I have a copy of the EC report (in Spanish) in case anyone is interested in having a look at it.
New section within the Spanish Tax Office to control HNWIs (high-net-worth individuals)
The Spanish Tax Office has just created a new section to control HNWIs, called ‘Unidad de Control de Patrimonios Relevantes’.
Consisting of 200 civil servants, this unit will take advantage of new technologies and Big Data to analyse and process all the available information from different sources related to HNWIs, their businesses and family circumstances.
They have not specified a minimum level of wealth as to who would be considered as a HNWI but they have included everyone who has ‘significant assets’ within the scope of this new section. However, special attention will be paid to taxpayers with assets over €10 million.
Inspections about tax residency
We have been informed by different tax lawyers in Spain that recently they have seen an increase of inspections on tax residency, particularly for HNWIs.
In some cases, the individuals were only spending very few days in Spain but the Spanish Tax Office was arguing the centre of economic interests as their tie with the country to make them Spanish tax resident.

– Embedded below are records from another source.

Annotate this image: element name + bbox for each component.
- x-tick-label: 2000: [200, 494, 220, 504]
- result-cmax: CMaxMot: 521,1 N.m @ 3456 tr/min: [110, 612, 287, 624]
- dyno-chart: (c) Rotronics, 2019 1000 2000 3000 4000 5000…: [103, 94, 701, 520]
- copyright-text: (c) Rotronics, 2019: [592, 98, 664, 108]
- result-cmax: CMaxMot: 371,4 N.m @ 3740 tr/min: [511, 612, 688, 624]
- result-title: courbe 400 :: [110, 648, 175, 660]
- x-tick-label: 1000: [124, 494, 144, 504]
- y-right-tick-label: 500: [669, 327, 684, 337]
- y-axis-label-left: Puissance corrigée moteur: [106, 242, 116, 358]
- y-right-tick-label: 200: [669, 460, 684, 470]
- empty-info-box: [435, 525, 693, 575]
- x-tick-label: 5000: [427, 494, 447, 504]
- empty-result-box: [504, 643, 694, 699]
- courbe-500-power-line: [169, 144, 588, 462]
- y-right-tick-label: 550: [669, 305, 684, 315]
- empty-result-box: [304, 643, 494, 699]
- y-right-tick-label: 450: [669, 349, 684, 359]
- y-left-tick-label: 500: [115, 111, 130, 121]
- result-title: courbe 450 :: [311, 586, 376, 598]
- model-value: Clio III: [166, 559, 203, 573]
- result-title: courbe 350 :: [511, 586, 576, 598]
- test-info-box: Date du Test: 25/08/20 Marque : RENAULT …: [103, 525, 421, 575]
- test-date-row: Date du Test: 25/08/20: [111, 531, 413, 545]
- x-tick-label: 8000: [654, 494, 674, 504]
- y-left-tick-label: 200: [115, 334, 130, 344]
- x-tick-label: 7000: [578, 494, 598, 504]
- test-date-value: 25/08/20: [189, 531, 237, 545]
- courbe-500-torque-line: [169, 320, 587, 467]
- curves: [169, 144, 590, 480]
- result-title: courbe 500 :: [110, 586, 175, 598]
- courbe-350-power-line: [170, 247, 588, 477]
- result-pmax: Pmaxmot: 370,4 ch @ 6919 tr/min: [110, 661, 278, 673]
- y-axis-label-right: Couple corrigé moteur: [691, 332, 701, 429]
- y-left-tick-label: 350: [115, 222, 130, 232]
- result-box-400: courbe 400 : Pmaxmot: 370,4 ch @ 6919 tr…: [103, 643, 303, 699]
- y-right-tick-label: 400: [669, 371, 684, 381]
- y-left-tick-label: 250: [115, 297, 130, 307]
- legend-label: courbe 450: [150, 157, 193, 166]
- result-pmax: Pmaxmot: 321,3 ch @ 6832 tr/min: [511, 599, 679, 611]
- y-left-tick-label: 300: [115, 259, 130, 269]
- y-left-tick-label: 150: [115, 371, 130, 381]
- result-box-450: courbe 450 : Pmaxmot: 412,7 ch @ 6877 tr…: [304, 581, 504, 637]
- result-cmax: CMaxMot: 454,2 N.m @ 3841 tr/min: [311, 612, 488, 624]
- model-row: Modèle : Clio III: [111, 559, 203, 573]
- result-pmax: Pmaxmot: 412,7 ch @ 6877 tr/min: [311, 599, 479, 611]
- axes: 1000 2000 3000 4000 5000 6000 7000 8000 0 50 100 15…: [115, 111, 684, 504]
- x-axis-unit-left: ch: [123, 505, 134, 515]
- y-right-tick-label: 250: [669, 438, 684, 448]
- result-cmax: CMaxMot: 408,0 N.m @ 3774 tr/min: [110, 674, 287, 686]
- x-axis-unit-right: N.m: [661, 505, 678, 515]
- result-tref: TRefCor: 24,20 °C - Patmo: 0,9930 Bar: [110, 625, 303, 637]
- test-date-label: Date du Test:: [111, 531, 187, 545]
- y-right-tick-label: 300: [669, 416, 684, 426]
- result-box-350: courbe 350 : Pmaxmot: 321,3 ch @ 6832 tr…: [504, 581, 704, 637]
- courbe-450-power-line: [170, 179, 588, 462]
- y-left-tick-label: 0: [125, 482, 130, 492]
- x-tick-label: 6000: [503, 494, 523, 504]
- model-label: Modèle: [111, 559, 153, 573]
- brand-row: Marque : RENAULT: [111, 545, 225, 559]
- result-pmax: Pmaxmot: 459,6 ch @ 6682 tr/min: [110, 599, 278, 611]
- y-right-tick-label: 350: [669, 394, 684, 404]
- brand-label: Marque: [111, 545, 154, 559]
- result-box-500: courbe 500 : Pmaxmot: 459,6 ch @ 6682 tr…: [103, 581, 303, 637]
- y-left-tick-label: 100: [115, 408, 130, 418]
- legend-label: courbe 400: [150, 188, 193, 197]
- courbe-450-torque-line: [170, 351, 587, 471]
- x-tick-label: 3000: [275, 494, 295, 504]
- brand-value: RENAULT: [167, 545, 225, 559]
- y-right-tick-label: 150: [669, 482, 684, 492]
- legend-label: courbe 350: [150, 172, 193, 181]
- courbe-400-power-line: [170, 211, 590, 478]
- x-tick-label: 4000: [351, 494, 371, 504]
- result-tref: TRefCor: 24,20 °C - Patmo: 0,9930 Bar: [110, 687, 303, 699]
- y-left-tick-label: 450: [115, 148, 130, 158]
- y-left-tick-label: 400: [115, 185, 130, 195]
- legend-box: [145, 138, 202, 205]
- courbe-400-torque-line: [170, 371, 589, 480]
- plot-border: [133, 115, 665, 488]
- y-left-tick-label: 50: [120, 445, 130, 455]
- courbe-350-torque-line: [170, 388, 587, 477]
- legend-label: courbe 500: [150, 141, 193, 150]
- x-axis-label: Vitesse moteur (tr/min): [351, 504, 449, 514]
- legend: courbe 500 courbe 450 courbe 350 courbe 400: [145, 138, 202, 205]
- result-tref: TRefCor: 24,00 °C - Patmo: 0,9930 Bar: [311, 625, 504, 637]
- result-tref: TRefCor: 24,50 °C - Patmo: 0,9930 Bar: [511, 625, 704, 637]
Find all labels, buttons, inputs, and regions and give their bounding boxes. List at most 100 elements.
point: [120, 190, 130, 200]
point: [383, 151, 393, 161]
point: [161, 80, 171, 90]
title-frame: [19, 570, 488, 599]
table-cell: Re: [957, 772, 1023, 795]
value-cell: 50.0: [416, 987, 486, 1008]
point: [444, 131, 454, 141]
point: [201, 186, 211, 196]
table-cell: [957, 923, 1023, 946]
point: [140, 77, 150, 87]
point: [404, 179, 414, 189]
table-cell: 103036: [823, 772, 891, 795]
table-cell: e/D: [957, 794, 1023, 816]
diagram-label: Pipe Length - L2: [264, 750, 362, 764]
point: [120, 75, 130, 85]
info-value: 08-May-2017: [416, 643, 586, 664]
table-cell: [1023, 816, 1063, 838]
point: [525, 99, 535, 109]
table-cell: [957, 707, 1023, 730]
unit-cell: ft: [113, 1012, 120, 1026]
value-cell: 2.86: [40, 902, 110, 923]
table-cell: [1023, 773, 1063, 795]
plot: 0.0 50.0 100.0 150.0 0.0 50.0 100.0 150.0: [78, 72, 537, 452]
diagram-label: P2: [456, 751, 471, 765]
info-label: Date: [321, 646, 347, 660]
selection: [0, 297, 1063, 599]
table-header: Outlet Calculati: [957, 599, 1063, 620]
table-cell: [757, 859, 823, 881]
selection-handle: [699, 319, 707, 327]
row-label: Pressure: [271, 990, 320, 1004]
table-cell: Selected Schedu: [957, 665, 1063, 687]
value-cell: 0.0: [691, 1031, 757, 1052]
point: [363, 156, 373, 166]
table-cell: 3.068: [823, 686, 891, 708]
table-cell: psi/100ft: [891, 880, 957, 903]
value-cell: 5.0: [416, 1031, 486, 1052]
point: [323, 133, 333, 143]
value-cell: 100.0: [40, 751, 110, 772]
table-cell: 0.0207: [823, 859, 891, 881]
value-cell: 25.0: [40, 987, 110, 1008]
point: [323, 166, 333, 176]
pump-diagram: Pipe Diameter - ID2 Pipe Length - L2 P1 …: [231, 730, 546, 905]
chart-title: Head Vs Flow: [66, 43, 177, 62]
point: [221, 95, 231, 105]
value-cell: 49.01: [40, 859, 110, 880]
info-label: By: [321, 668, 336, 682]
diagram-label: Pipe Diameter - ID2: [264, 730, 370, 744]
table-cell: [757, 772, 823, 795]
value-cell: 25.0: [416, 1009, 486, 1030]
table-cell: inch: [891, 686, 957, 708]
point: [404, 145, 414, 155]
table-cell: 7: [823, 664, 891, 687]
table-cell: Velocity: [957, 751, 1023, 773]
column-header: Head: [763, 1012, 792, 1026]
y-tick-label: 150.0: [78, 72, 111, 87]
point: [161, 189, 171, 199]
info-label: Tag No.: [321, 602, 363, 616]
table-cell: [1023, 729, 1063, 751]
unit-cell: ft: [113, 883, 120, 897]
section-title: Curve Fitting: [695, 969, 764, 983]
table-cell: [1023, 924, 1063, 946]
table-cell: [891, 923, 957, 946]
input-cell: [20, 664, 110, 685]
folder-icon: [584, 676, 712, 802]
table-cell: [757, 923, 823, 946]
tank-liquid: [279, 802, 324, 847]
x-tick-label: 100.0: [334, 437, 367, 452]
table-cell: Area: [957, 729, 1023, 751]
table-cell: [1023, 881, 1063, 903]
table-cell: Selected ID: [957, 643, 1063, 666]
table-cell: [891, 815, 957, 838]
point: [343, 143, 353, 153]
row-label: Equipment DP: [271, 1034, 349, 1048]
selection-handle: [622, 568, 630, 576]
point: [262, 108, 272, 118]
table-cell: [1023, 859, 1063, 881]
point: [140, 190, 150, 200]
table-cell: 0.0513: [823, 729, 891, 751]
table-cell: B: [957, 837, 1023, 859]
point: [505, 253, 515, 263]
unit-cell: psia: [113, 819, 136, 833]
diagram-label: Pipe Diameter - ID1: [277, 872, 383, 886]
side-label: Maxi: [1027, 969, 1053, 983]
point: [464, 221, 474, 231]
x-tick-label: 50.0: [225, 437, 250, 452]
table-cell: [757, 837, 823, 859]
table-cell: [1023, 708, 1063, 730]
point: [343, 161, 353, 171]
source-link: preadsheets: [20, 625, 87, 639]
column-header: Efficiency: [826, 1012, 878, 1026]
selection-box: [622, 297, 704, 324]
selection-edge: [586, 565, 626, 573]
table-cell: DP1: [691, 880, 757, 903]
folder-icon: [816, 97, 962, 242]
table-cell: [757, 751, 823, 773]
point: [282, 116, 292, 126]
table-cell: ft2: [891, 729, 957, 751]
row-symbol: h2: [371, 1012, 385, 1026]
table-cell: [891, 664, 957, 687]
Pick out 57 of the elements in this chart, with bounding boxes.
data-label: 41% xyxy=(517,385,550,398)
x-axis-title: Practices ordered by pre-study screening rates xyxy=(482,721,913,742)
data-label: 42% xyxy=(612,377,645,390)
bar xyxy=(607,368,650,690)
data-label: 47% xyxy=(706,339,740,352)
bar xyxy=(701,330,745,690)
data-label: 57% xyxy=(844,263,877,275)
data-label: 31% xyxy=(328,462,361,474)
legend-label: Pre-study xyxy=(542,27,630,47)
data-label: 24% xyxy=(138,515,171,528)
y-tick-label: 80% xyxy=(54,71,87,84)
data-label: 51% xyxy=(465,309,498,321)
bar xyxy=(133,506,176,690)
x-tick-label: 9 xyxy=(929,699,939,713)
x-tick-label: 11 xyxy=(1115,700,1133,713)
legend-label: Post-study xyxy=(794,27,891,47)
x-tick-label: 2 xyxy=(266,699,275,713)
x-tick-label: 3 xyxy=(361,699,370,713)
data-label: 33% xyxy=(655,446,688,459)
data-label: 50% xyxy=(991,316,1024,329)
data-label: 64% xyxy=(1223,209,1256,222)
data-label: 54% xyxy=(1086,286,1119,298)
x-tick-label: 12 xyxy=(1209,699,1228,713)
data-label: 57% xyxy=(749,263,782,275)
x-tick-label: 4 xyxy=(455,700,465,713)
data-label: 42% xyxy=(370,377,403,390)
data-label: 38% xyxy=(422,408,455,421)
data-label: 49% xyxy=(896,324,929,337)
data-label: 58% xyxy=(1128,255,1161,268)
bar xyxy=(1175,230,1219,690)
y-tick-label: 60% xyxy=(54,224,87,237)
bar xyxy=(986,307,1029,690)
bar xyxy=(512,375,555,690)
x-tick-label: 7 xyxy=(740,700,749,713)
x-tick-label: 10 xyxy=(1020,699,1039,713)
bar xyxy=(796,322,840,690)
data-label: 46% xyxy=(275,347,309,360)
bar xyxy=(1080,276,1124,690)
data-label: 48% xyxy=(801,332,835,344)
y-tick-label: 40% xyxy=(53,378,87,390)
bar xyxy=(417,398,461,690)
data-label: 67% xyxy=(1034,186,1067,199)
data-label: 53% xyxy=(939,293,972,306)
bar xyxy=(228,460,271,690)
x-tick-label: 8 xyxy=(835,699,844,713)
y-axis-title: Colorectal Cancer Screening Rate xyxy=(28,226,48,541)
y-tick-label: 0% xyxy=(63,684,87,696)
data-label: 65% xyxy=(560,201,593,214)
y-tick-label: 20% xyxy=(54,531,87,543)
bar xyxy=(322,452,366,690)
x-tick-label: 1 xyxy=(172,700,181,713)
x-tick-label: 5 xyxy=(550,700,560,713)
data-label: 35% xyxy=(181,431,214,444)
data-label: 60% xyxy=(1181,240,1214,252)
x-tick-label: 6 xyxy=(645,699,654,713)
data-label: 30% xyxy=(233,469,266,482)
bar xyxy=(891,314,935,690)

This is just a reminder that not only the 183 days rule is important to determine an individual’s tax residency in Spain. Other factors may have a substantial relevance, depending on the circumstances. In case of any doubt, please contact us to discuss the case.
Spanish Succession and Gift Tax harmonisation rumours (again)
Despite the fact that some Spanish regions are making efforts to reduce the taxation on death taxes, the Spanish Minister of Treasury, Ms María Jesús Montero, has publically mentioned several times that the Socialist Government would like to harmonise upwards the Spanish Succession and Gift Tax to avoid the discrepancies between the different Spanish regions.
It is important to mention that in the past, this Minister was part of the Andalusian Socialist Government that has always been in favour of retaining this tax and they accused regions like Madrid of tax dumping and unfair competition.
It is still too early to know if this will ever happen, but we will keep an eye on further developments in this regard.
Holiday Rentals – Information to be provided to the Spanish Tax Office
All the holiday rentals platforms like Airbnb, Homeaway, etc. are now required by law to provide some information to the Spanish Tax Office on a quarterly basis due to the introduction of the new Modelo 179‘Declaración informativa trimestral del arrendamiento de viviendas con fines turísticos’.
The information to be disclosed, includes data about the property (i.e. address and catastral reference), the hosts (i.e. owners of the property), the rental price, number of days rented out, etc.
This will provide another source of information to the Spanish Tax Office.
This will provide another source of information to the Spanish Tax Office.